Arts and Culture
There are three Dunhuang manuscripts on display in the Bibliothèque nationale de France containing musical symbols and notations – P.3808, P.3539 and P.3571. Especially in P.3808, music scores demonstrate a musical notation system including the finger positions on the short lute, rhythm and repetition marks. The three manuscripts are dated around the 9th - 10th century, and the actual producing locations of the three manuscripts are still a matter of discussion. In addition, music scores such as the Tenbyō Biwa score found in Japan contain features, which suggest they were likely created during the Tang dynasty in China, copied and taken to Japan. Interestingly, many of the symbols and notational writing systems found in the Dunhuang musical manuscripts are very similar to those being preserved in Japan.

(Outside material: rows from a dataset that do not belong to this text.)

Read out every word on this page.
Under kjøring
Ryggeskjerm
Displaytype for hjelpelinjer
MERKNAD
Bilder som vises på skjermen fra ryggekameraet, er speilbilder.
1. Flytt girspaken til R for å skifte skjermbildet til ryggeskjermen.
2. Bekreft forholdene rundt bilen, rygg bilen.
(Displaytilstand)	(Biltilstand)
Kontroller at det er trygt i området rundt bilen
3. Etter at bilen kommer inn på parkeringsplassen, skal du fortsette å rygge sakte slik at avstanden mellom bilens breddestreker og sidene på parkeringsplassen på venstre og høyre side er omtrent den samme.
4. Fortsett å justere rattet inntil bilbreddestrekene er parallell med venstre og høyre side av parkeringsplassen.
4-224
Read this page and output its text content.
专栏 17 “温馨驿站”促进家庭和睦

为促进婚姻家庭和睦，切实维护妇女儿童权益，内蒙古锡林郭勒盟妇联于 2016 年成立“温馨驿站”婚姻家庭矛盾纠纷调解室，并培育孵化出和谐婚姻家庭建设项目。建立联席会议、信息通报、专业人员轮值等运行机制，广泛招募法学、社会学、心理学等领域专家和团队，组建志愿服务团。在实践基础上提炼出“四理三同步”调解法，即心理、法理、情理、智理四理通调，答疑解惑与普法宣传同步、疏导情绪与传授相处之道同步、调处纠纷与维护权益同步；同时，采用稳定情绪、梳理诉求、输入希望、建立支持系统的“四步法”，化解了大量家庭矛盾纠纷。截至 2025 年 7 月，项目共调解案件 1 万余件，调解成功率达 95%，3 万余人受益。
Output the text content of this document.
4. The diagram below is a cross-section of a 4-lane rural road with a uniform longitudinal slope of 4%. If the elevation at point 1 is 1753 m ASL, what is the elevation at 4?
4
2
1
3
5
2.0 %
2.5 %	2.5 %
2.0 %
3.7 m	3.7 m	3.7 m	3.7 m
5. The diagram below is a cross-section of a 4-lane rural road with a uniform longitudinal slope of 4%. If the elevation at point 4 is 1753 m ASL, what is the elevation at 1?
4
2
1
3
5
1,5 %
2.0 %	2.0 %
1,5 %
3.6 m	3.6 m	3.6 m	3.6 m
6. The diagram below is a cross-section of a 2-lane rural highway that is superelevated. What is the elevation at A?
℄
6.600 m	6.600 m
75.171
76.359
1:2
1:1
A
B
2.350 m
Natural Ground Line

This paper will firstly introduce the Dunhuang music scores, with an in-depth explanation of the content of the manuscripts, and usage of musical symbols; secondly, the paper will compare and analyse the musical symbols in the Dunhuang manuscripts and the music scores from Japan which were copied during Tang dynasty. This paper aims to explore the process of the copying of music manuscripts from Tang-era China to Japan, with an emphasis on the function of the musical manuscripts. The paper will also attempt to explain the transmission of the musical manuscripts – musical instruments and musical pieces also travelled between Tang China and Japan, in the present Japanese court music system, the musical notation system from Tang China has continued to be preserved.